Whether you’re getting signed to a major record label or independent record label, breaking a new artist can be a costly business.
Unless you’re an independent artist who has already established a solid fanbase and you’re partnering up with a label for additional resources and distribution, chances are it’s going to cost them a fair chunk of money to promote you to new listeners and build a fanbase from the ground up.
In a study published by the IFPI (International Federation of the Phonographic Industry), it was highlighted that over $5.8 billion is invested per year in A&R and marketing by record labels.

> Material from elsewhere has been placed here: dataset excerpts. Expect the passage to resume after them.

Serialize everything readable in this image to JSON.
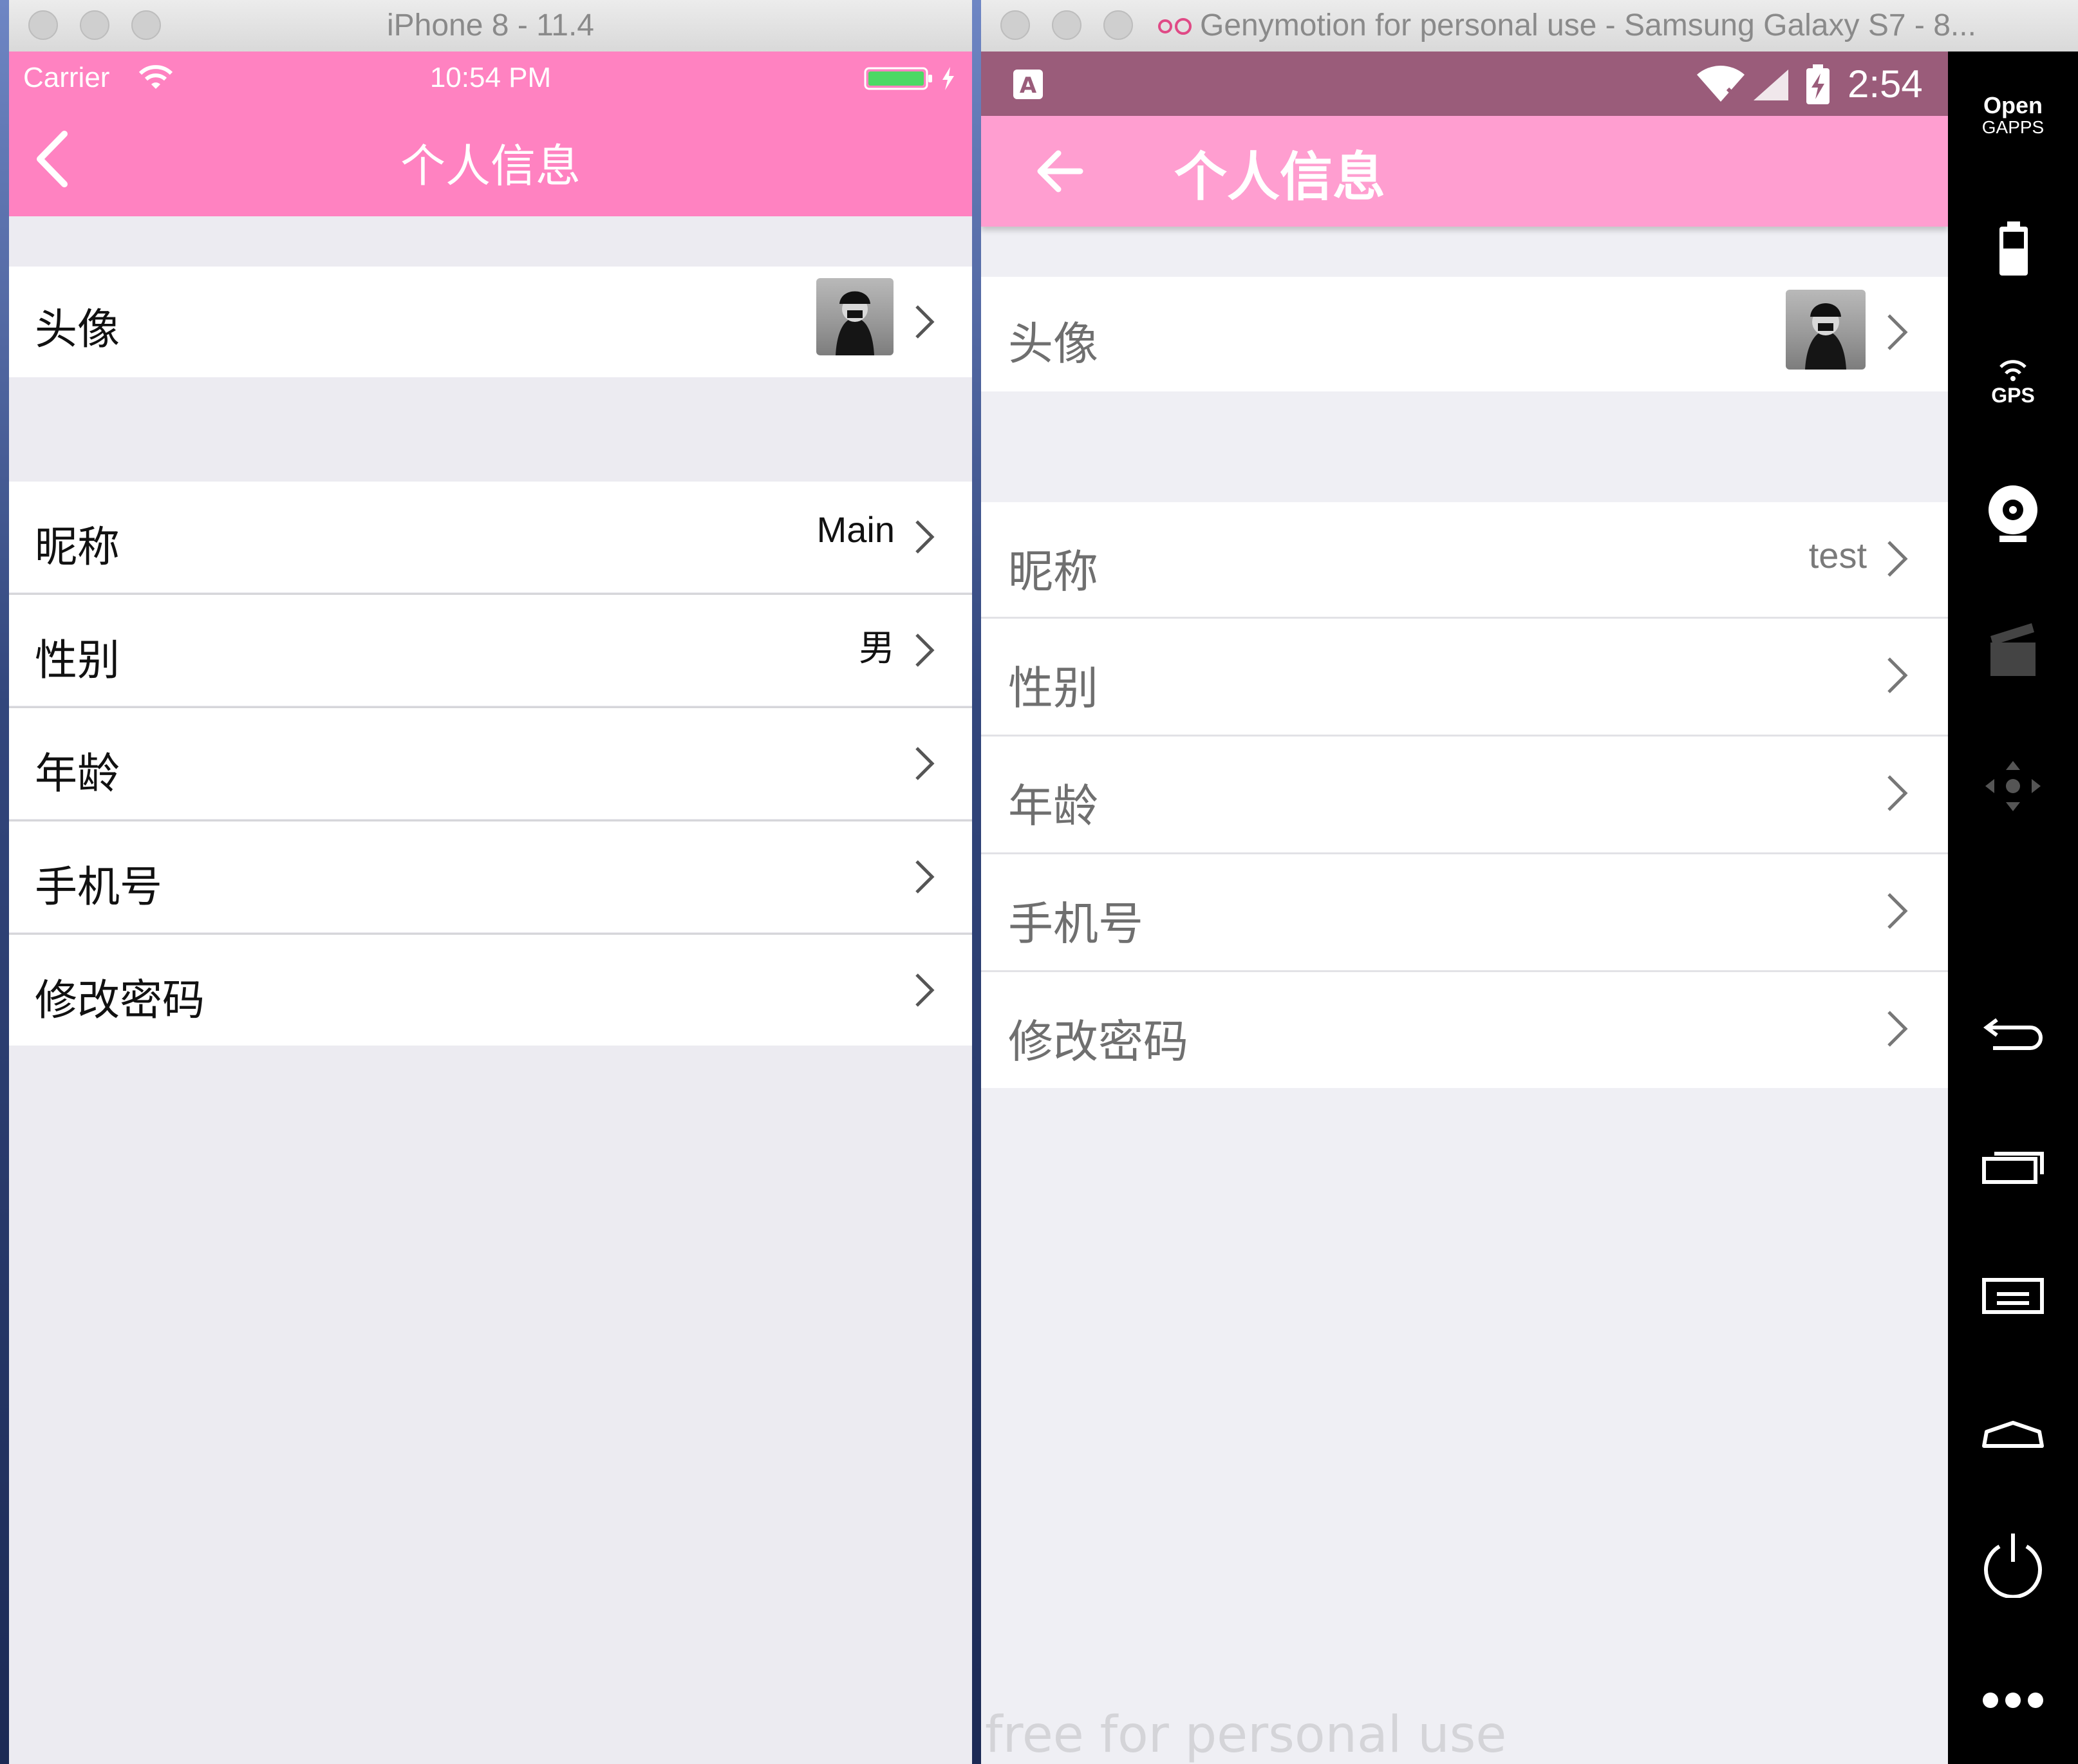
{
  "ios": {
    "window_title": "iPhone 8 - 11.4",
    "carrier": "Carrier",
    "time": "10:54 PM",
    "nav_title": "个人信息",
    "rows": [
      {
        "label": "头像",
        "value": ""
      },
      {
        "label": "昵称",
        "value": "Main"
      },
      {
        "label": "性别",
        "value": "男"
      },
      {
        "label": "年龄",
        "value": ""
      },
      {
        "label": "手机号",
        "value": ""
      },
      {
        "label": "修改密码",
        "value": ""
      }
    ],
    "colors": {
      "accent": "#ff82c1",
      "background": "#ecebf1",
      "battery": "#4cd964"
    },
    "icons": [
      "wifi-icon",
      "battery-icon",
      "charging-bolt-icon",
      "back-chevron-icon",
      "chevron-right-icon"
    ]
  },
  "android": {
    "window_title": "Genymotion for personal use - Samsung Galaxy S7 - 8...",
    "time": "2:54",
    "nav_title": "个人信息",
    "rows": [
      {
        "label": "头像",
        "value": ""
      },
      {
        "label": "昵称",
        "value": "test"
      },
      {
        "label": "性别",
        "value": ""
      },
      {
        "label": "年龄",
        "value": ""
      },
      {
        "label": "手机号",
        "value": ""
      },
      {
        "label": "修改密码",
        "value": ""
      }
    ],
    "watermark": "free for personal use",
    "colors": {
      "statusbar": "#9a5c7a",
      "toolbar": "#ff9ed0",
      "background": "#efeff4"
    },
    "sidebar": {
      "opengapps_line1": "Open",
      "opengapps_line2": "GAPPS",
      "gps_label": "GPS",
      "icons": [
        "opengapps-icon",
        "battery-icon",
        "gps-icon",
        "webcam-icon",
        "screencast-icon",
        "dpad-icon",
        "back-icon",
        "recent-apps-icon",
        "menu-icon",
        "home-icon",
        "power-icon",
        "more-icon"
      ]
    }
  }
}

Their study concluded that it can cost between US$500,000 and US$2,000,000 to break an artist in a major recorded music market.
These costs were broken down into the following.
In most cases, record labels will pay advances to artists so that the talent can focus on their creative tasks – e.g. songwriting, recording, performing. However, advances aren’t free money, think of them as a loan since they are recoup-able against future royalties from music sales and streaming revenue.
Depending on the project, recording sessions can potentially run up a pretty significant bill, especially if you’re working with a number of musicians and high profile producers.
Video production $50,000-$300,000
In this day and age, the visuals are just important as the music. With video playing a huge role in social media networks like Facebook, Instagram and Snapchat, it’s crucial for artists to capitalise on the medium to showcase their music to a wider audience. Costs can vary depending on the quality of the videos as well as the amount of music videos shot for an album.
Tour support $50,000-$150,000
There’s a lot of work that goes into planning and executing a successful tour, especially if it’s global. Just off top, you’ll need to book and promote the tour dates, secure endorsement deals and sponsorship, hire a team to accompany the tour, put together merchandise to sell on tour, and plenty more.
Marketing & promotion $200,000-$700,000
Even though we’re living in a primarily digital age, where advertising on websites and social media can significantly drive down marketing costs, record labels are still prone to booking offline ad spots. This can include billboards, TV, radio, magazine ads in addition to PR and publicity work done for the artist.